Arguments for Galois closure of $\mathbb{Q}(\sqrt[3]{2})$

Question

The standard argument for why $K = \mathbb{Q}(\sqrt[3]{2})$ is not the splitting field of $f = x^3 - 2$ relies on us implicitly choosing a complex embedding of $K$, or in other words choosing the real third root of $2$ as a solution for $f$. Then we argue that since $K$ is a real field it cannot contain the other two roots which are complex. This sounds like a bit of cheating, though, since a priori, until we choose an embedding, the roots of $f$ are indistinguishable.

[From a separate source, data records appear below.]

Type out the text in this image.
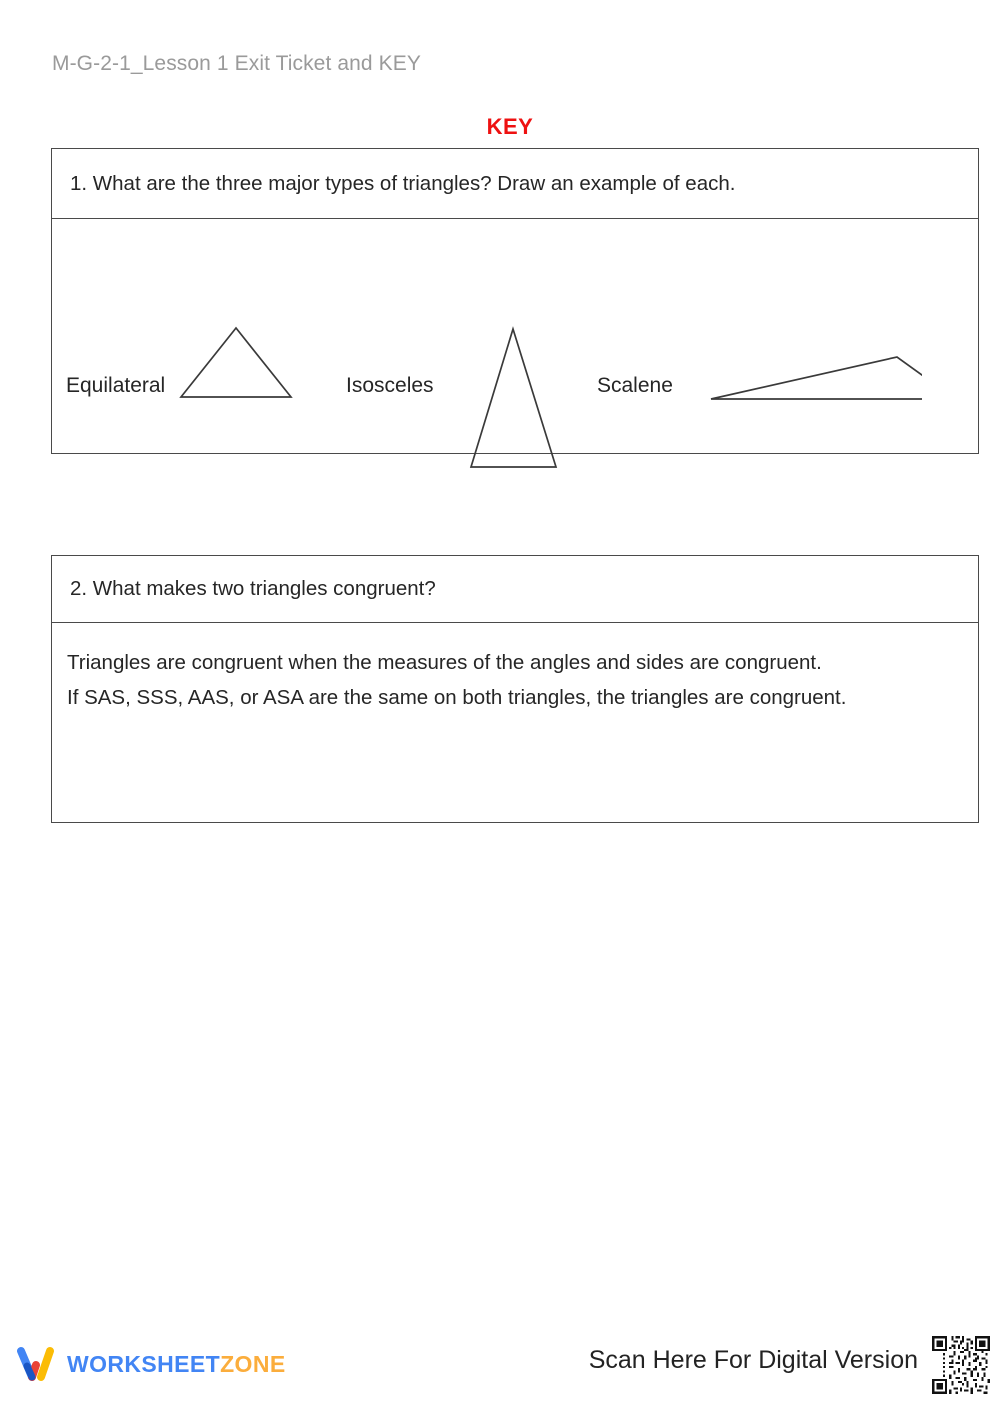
M-G-2-1_Lesson 1 Exit Ticket and KEY
KEY
1. What are the three major types of triangles? Draw an example of each.
Equilateral	Isosceles	Scalene
2. What makes two triangles congruent?

Triangles are congruent when the measures of the angles and sides are congruent.

If SAS, SSS, AAS, or ASA are the same on both triangles, the triangles are congruent.

WORKSHEETZONE	Scan Here For Digital Version
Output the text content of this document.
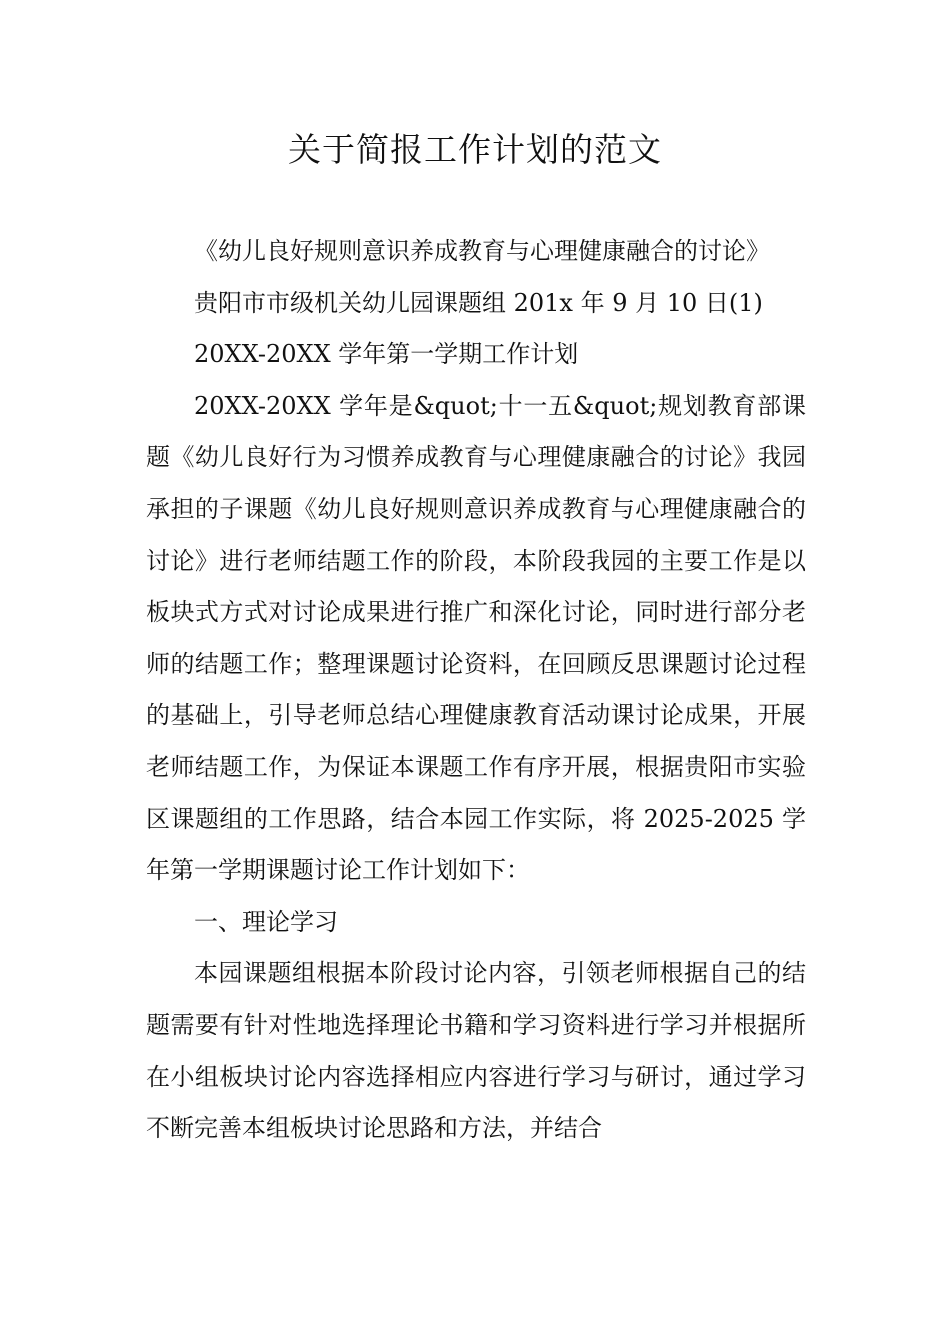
关于简报工作计划的范文

《幼儿良好规则意识养成教育与心理健康融合的讨论》

贵阳市市级机关幼儿园课题组 201x 年 9 月 10 日(1)

20XX-20XX 学年第一学期工作计划

20XX-20XX 学年是&quot;十一五&quot;规划教育部课题《幼儿良好行为习惯养成教育与心理健康融合的讨论》我园承担的子课题《幼儿良好规则意识养成教育与心理健康融合的讨论》进行老师结题工作的阶段，本阶段我园的主要工作是以板块式方式对讨论成果进行推广和深化讨论，同时进行部分老师的结题工作；整理课题讨论资料，在回顾反思课题讨论过程的基础上，引导老师总结心理健康教育活动课讨论成果，开展老师结题工作，为保证本课题工作有序开展，根据贵阳市实验区课题组的工作思路，结合本园工作实际，将 2025-2025 学年第一学期课题讨论工作计划如下：

一、理论学习

本园课题组根据本阶段讨论内容，引领老师根据自己的结题需要有针对性地选择理论书籍和学习资料进行学习并根据所在小组板块讨论内容选择相应内容进行学习与研讨，通过学习不断完善本组板块讨论思路和方法，并结合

So my question is whether there is a similar argument for $\mathbb{Q}(\alpha)$ not being the splitting field for $\alpha$ a non-real root of $f$, e.g. $\alpha = \omega \sqrt[3]{2}$ where $\omega$ is a primitive root of unity. Or in general, whether the not-a-splitting-field argument must necessarily rely on a particular choice of a complex embedding.

Answer 1

I will show that an extension $K$ of $\mathbb{Q}$ of degree $3$ that has one root of $x^3-2$ cannot contain any other roots, and therefore cannot be a Galois extension of $\mathbb{Q}$. (Since if $K$ is a Galois extension of $\mathbb{Q}$, and $f$ is an irreducible polynomial in $\mathbb{Q}[x]$ that has at least one root in $K$, then it must split over $K$).

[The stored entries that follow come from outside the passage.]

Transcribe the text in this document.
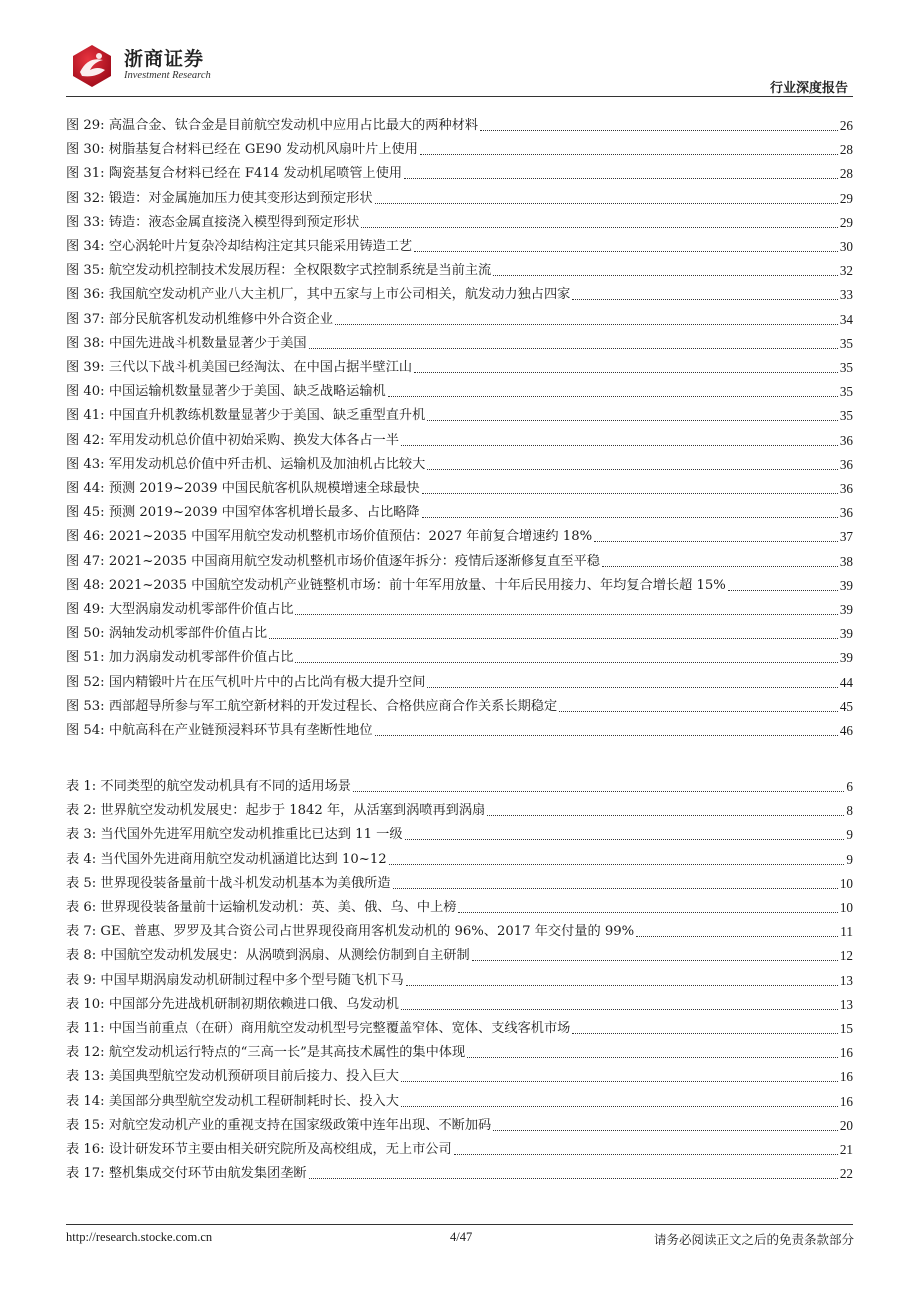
浙商证券
Investment Research
行业深度报告
图 29:
高温合金、钛合金是目前航空发动机中应用占比最大的两种材料	26
图 30:
树脂基复合材料已经在 GE90 发动机风扇叶片上使用	28
图 31:
陶瓷基复合材料已经在 F414 发动机尾喷管上使用	28
图 32:
锻造：对金属施加压力使其变形达到预定形状	29
图 33:
铸造：液态金属直接浇入模型得到预定形状	29
图 34:
空心涡轮叶片复杂冷却结构注定其只能采用铸造工艺	30
图 35:
航空发动机控制技术发展历程：全权限数字式控制系统是当前主流	32
图 36:
我国航空发动机产业八大主机厂，其中五家与上市公司相关，航发动力独占四家	33
图 37:
部分民航客机发动机维修中外合资企业	34
图 38:
中国先进战斗机数量显著少于美国	35
图 39:
三代以下战斗机美国已经淘汰、在中国占据半壁江山	35
图 40:
中国运输机数量显著少于美国、缺乏战略运输机	35
图 41:
中国直升机教练机数量显著少于美国、缺乏重型直升机	35
图 42:
军用发动机总价值中初始采购、换发大体各占一半	36
图 43:
军用发动机总价值中歼击机、运输机及加油机占比较大	36
图 44:
预测 2019~2039 中国民航客机队规模增速全球最快	36
图 45:
预测 2019~2039 中国窄体客机增长最多、占比略降	36
图 46:
2021~2035 中国军用航空发动机整机市场价值预估：2027 年前复合增速约 18%	37
图 47:
2021~2035 中国商用航空发动机整机市场价值逐年拆分：疫情后逐渐修复直至平稳	38
图 48:
2021~2035 中国航空发动机产业链整机市场：前十年军用放量、十年后民用接力、年均复合增长超 15%	39
图 49:
大型涡扇发动机零部件价值占比	39
图 50:
涡轴发动机零部件价值占比	39
图 51:
加力涡扇发动机零部件价值占比	39
图 52:
国内精锻叶片在压气机叶片中的占比尚有极大提升空间	44
图 53:
西部超导所参与军工航空新材料的开发过程长、合格供应商合作关系长期稳定	45
图 54:
中航高科在产业链预浸料环节具有垄断性地位	46
表 1:
不同类型的航空发动机具有不同的适用场景	6
表 2:
世界航空发动机发展史：起步于 1842 年，从活塞到涡喷再到涡扇	8
表 3:
当代国外先进军用航空发动机推重比已达到 11 一级	9
表 4:
当代国外先进商用航空发动机涵道比达到 10~12	9
表 5:
世界现役装备量前十战斗机发动机基本为美俄所造	10
表 6:
世界现役装备量前十运输机发动机：英、美、俄、乌、中上榜	10
表 7:
GE、普惠、罗罗及其合资公司占世界现役商用客机发动机的 96%、2017 年交付量的 99%	11
表 8:
中国航空发动机发展史：从涡喷到涡扇、从测绘仿制到自主研制	12
表 9:
中国早期涡扇发动机研制过程中多个型号随飞机下马	13
表 10:
中国部分先进战机研制初期依赖进口俄、乌发动机	13
表 11:
中国当前重点（在研）商用航空发动机型号完整覆盖窄体、宽体、支线客机市场	15
表 12:
航空发动机运行特点的“三高一长”是其高技术属性的集中体现	16
表 13:
美国典型航空发动机预研项目前后接力、投入巨大	16
表 14:
美国部分典型航空发动机工程研制耗时长、投入大	16
表 15:
对航空发动机产业的重视支持在国家级政策中连年出现、不断加码	20
表 16:
设计研发环节主要由相关研究院所及高校组成，无上市公司	21
表 17:
整机集成交付环节由航发集团垄断	22
http://research.stocke.com.cn	4/47	请务必阅读正文之后的免责条款部分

Let $K$ be an extension of degree $3$. Let $\alpha\in K$ be a root of $x^3-2$. If $K$ contains another root $\beta\neq\alpha$ of $x^3-2$, then $K$ also contains $\frac{\alpha}{\beta}\neq 1$, but $$\left(\frac{\alpha}{\beta}\right)^3 = \frac{\alpha^3}{\beta^3} = \frac{2}{2}=1,$$ so $\frac{\alpha}{\beta}$ is a root of $x^3-1 = (x-1)(x^2+x+1)$. Since $\frac{\alpha}{\beta}\neq 1$, then $\frac{\alpha}{\beta}$ is a root of $x^2+x+1$, which is irreducible over $\mathbb{Q}$. Therefore, $[\mathbb{Q}(\frac{\alpha}{\beta}):\mathbb{Q}]=2$, but then $$ 3= \left[K:\mathbb{Q}\vphantom{\frac{\alpha}{\beta}}\right] = \left[K:\mathbb{Q}\left(\frac{\alpha}{\beta}\right)\right]\left[\mathbb{Q}\left(\frac{\alpha}{\beta}\right):\mathbb{Q}\right] = 2\left[K:\mathbb{Q}\left(\frac{\alpha}{\beta}\right)\right].$$ This is impossible, so no such second root $\beta$ can lie in $K$.

Answer 2

Arturo's answer is nicer in my opinion, but here is another solution I found:

First identify the roots of $x^3-2$ over $\Bbb C$. These are \begin{align} a&=\sqrt[3]2\\ b&=\sqrt[3]2\omega=-\frac{1}{2^{2/3}}+\frac{\sqrt3}{2^{2/3}}i\\ c&=\sqrt[3]2\omega^2=-\frac{1}{2^{2/3}}-\frac{\sqrt3}{2^{2/3}}i,\\ \end{align}

where $\omega=-\frac12+\frac{\sqrt3}{2}i$.

Let $L$ be one of the extensions $\Bbb Q[a]$, $\Bbb Q[b]$, or $\Bbb Q[c]$. Suppose $L$ contains two or more of $a$, $b$, or $c$. There are $3$ cases:

• Case 1: $L$ contains both $a$ and $b$
• Case 2: $L$ contains both $a$ and $c$.
• Case 3: $L$ contains both $b$ and $c$.

If $L$ contains both $a$ and $b$, then $L$ contains $a^2b=-1+\sqrt 3i$, so it also contains $\sqrt 3i$. But $\sqrt 3i$ is a root of $x^2+3$, which is irreducible over $\Bbb Q$. Hence $$3=[L:\Bbb Q]=[L:\Bbb Q[\sqrt 3i]][\Bbb Q[\sqrt 3i]:\Bbb Q],$$ which implies $2|3$. This shows cases $1$ and $2$ are impossible. For case $3$, you can similarly show that $b^2c=-1+\sqrt 3i$ (this isn't so bad using $b=\sqrt[3]2\omega$ and $c=\sqrt[3]2\omega^2$).